The 2017 gillnetting process has been completed. The IDFG crew netted 9 nights and set a total of 50 nets for the survey. The crew and volunteers spent approximately 200 man hours collecting data. This large scale survey provides a comprehensive look at the fish population at Henrys Lake.
The trout numbers decreased for the third consecutive year and averaged 5.5 trout per net. This is below our goal of 11 trout per net. Hybrid numbers held fairly stable and are similar to the last couple of years. Brook Trout numbers decreased and are at the lowest level in several years. This is directly related to stocking numbers below objective for 3 consecutive years, mainly due to marginal egg quality during that period. The good news is that 200,000 Brook Trout are available for stocking this fall. Those will double the normal goal of 100,000. As fall spawners, Brook Trout are larger in size at stocking and should recruit to the fishery quickly. Expect a down year for these fish, but some exceptionally large fish. Brook trout numbers should start improving in 2018. As with Brook Trout, Yellowstone Cutthroat numbers are substantially below objective.

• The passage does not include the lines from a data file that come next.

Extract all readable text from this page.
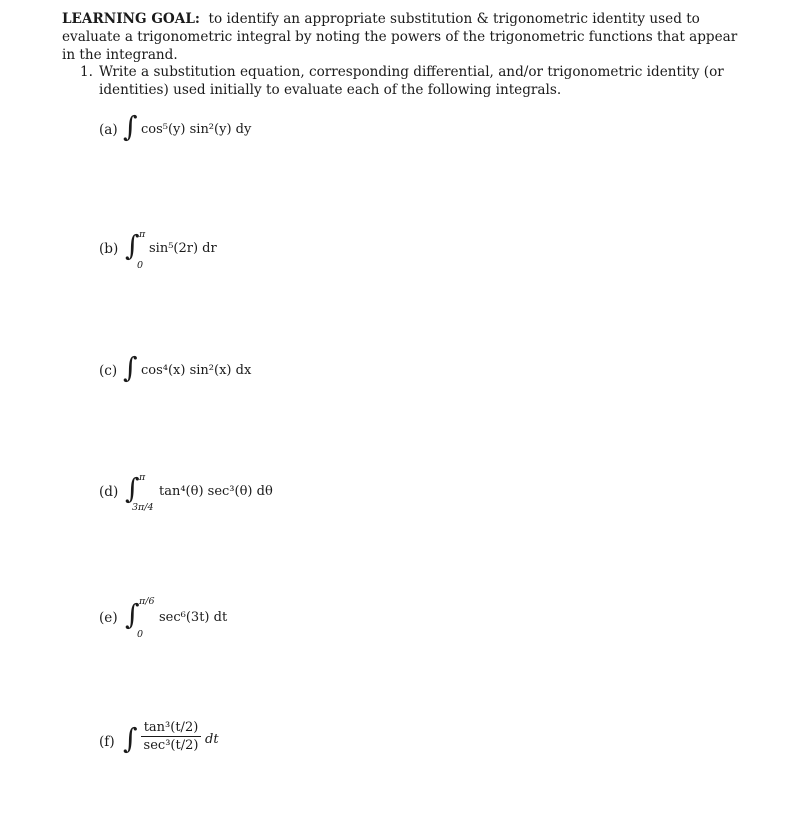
LEARNING GOAL: to identify an appropriate substitution & trigonometric identity used to evaluate a trigonometric integral by noting the powers of the trigonometric functions that appear in the integrand.
1. Write a substitution equation, corresponding differential, and/or trigonometric identity (or identities) used initially to evaluate each of the following integrals.
(a) ∫ cos⁵(y) sin²(y) dy
(b) ∫ π
0
sin⁵(2r) dr
(c) ∫ cos⁴(x) sin²(x) dx
(d) ∫ π
3π/4
tan⁴(θ) sec³(θ) dθ
(e) ∫ π/6
0
sec⁶(3t) dt
(f) ∫ tan³(t/2)
sec³(t/2) dt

Age class strength is still being evaluated. This evaluation won’t be completed until we’ve aged the fish in a lab setting which will be completed in late fall or early winter. Looking at size structure only, there appear to be good numbers of younger Cutthroat and hybrids. Cutthroat stocking numbers have been bumped up the last couple of years and those fish will start to show up in the fishery this year. The fish stocked last fall (1 year old fish) normally don’t show up in the nets due to their small size. However, last fall’s stocking of Cutthroat was the largest in 5 years and should provide a boost. Egg quality of both Cutthroat and hybrids was good this spring and should translate to good numbers stocked this fall. Wild trout production should be improved this year as well with better water conditions.
Utah Chub numbers were down again this year. The median number was 1.5 per net. What that means is that out of the 50 nets, 25 had either 1 or 0 Chubs caught. That median number is the lowest since 2008 and the second lowest since we began our 50 net survey program in 2004.
At this stage environmental factors including: snowpack, tributary inflow and lake level are improved. This normally translates to improved catch rates. Although overall fish numbers are certainly the largest factor in catch rates, environmental factors play a significant role as well. We saw some many large hybrids and Cutthroat last year and we would expect to see large fish again this year. As with last season and a down year, anglers experienced some periods of good fishing with exceptional fish. In reality we’ll get our best preview on opening weekend.